Detroit Public Schools Emergency Financial Manager Robert C. Bobb has garnered much national publicity as he struggles to save what is arguably the most troubled big-city school system in America from both financial bankruptcy and academic ruin. As his first year of this struggle ends--he was just granted a second term, through February 2011--Bobb has made some promising strides. As John Merrow reported in October, he has been doggedly rooting out waste, inefficiency, and even fraud while chipping away at the $306 million deficit he inherited. Bobb says they’ve saved tens of millions by making changes in health care and transportation, for example, and the Detroit News recently pegged the deficit at a slightly less-daunting $219 million.

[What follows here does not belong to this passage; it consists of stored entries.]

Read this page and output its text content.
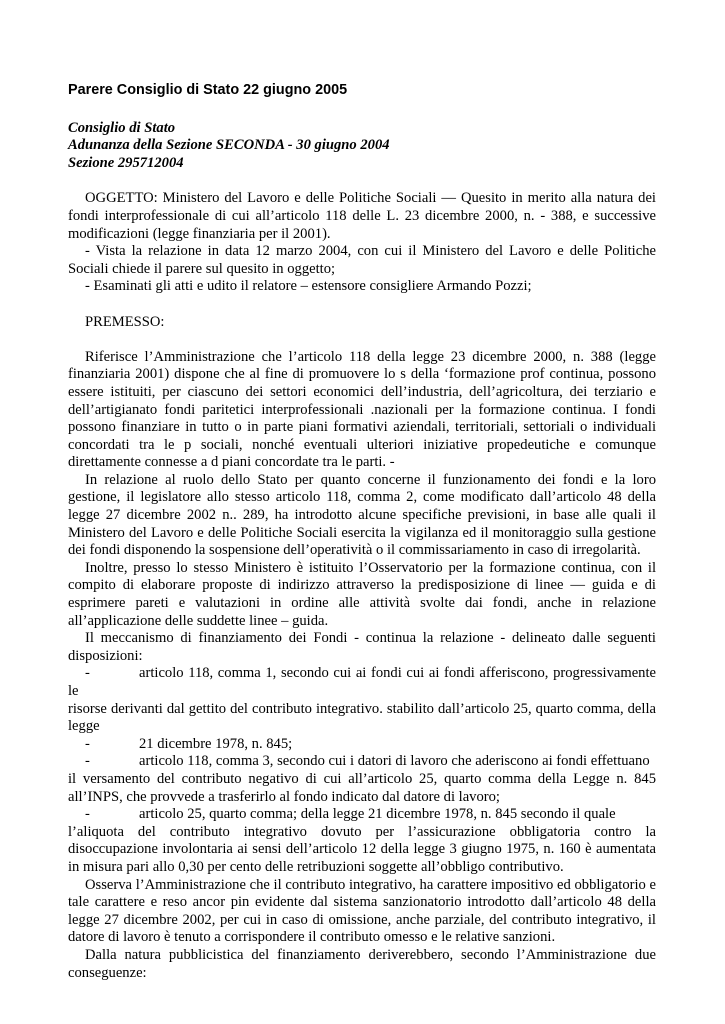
Parere Consiglio di Stato 22 giugno 2005
Consiglio di Stato
Adunanza della Sezione SECONDA - 30 giugno 2004
Sezione 295712004

OGGETTO: Ministero del Lavoro e delle Politiche Sociali — Quesito in merito alla natura dei fondi interprofessionale di cui all’articolo 118 delle L. 23 dicembre 2000, n. - 388, e successive modificazioni (legge finanziaria per il 2001).

- Vista la relazione in data 12 marzo 2004, con cui il Ministero del Lavoro e delle Politiche Sociali chiede il parere sul quesito in oggetto;

- Esaminati gli atti e udito il relatore – estensore consigliere Armando Pozzi;

PREMESSO:

Riferisce l’Amministrazione che l’articolo 118 della legge 23 dicembre 2000, n. 388 (legge finanziaria 2001) dispone che al fine di promuovere lo s della ‘formazione prof continua, possono essere istituiti, per ciascuno dei settori economici dell’industria, dell’agricoltura, dei terziario e dell’artigianato fondi paritetici interprofessionali .nazionali per la formazione continua. I fondi possono finanziare in tutto o in parte piani formativi aziendali, territoriali, settoriali o individuali concordati tra le p sociali, nonché eventuali ulteriori iniziative propedeutiche e comunque direttamente connesse a d piani concordate tra le parti. -

In relazione al ruolo dello Stato per quanto concerne il funzionamento dei fondi e la loro gestione, il legislatore allo stesso articolo 118, comma 2, come modificato dall’articolo 48 della legge 27 dicembre 2002 n.. 289, ha introdotto alcune specifiche previsioni, in base alle quali il Ministero del Lavoro e delle Politiche Sociali esercita la vigilanza ed il monitoraggio sulla gestione dei fondi disponendo la sospensione dell’operatività o il commissariamento in caso di irregolarità.

Inoltre, presso lo stesso Ministero è istituito l’Osservatorio per la formazione continua, con il compito di elaborare proposte di indirizzo attraverso la predisposizione di linee — guida e di esprimere pareti e valutazioni in ordine alle attività svolte dai fondi, anche in relazione all’applicazione delle suddette linee – guida.

Il meccanismo di finanziamento dei Fondi - continua la relazione - delineato dalle seguenti disposizioni:

-	articolo 118, comma 1, secondo cui ai fondi cui ai fondi afferiscono, progressivamente le
risorse derivanti dal gettito del contributo integrativo. stabilito dall’articolo 25, quarto comma, della legge
-	21 dicembre 1978, n. 845;
-	articolo 118, comma 3, secondo cui i datori di lavoro che aderiscono ai fondi effettuano
il versamento del contributo negativo di cui all’articolo 25, quarto comma della Legge n. 845 all’INPS, che provvede a trasferirlo al fondo indicato dal datore di lavoro;
-	articolo 25, quarto comma; della legge 21 dicembre 1978, n. 845 secondo il quale
l’aliquota del contributo integrativo dovuto per l’assicurazione obbligatoria contro la disoccupazione involontaria ai sensi dell’articolo 12 della legge 3 giugno 1975, n. 160 è aumentata in misura pari allo 0,30 per cento delle retribuzioni soggette all’obbligo contributivo.

Osserva l’Amministrazione che il contributo integrativo, ha carattere impositivo ed obbligatorio e tale carattere e reso ancor pin evidente dal sistema sanzionatorio introdotto dall’articolo 48 della legge 27 dicembre 2002, per cui in caso di omissione, anche parziale, del contributo integrativo, il datore di lavoro è tenuto a corrispondere il contributo omesso e le relative sanzioni.

Dalla natura pubblicistica del finanziamento deriverebbero, secondo l’Amministrazione due conseguenze:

Yet an immense amount remains to be done. Detroit’s NAEP TUDA math scores for 2009 were a downright embarrassment and there’s plenty of other evidence of academic decrepitude. The recent teacher contract negotiations represented an opportunity to redirect matters. They ended just before Christmas with a new three-year agreement (through June, 2012). The Wall Street Journal hailed it as “innovative,” and Randi Weingarten used her space in the New York Times to proclaim that “Detroit Teaches America a Valuable Lesson,” one about “compromise, collaboration and mutual respect, as well as smart investments.” Bobb himself claimed $34-36 million in savings (though he concedes he was seeking $45 million).
In a system with personnel costs of $737 million (for 11,000 total employees, including 5,000 teachers), $35 million is less than 5 percent. And much of the press attention has centered on the fact that each teacher’s pay will be reduced by $10,000, spread over forty paychecks, to be repaid by DPS later (teachers have a choice of several repayment options). In effect, the teachers are giving the district interest-free loans. One might commend Bobb for his creativity in fashioning this scheme and obtaining the union’s assent to it. Yet one threatened alternative was far more draconian ($36,000 in salary cuts over five years, not to be re-paid at all), and in comparison this concession--which one can argue only saves the interest and other costs of raising those funds elsewhere--seems minor indeed. It’s a shame Bobb couldn’t use the threat of bankruptcy to dramatically restructure teacher compensation in Detroit. (Less pay isn’t the only answer, but the fact is teachers in Detroit make $9,000 more than the state average, and two years ago a Manhattan Institute analysis found that no city in the country pays its teachers more.)
Bobb can fairly argue that this contract lays a sort of foundation for more radical personnel changes, with a new teacher review process and new forms of school management being instituted. Yet there, too, he was unable to achieve his foremost goal: tackling tenure. The National Council on Teacher Quality called the changes “largely incremental” (though still “substantial,” given “Detroit's historically unreasonable teachers”). So it’s far from clear that he and his principals will have the tools necessary to have any significant impact on the makeup of Detroit’s teachers. It’s a double shame he couldn’t use the threat of bankruptcy to come closer to this goal, either.
This new contract is hardly the radical restructuring needed by a system so close to crashing and only in public education would it be considered the least bit bold. It may seem that both sides can proclaim some measure of success from these negotiations, but the main “success” was that they compromised at all; Motown’s students are certainly no better off.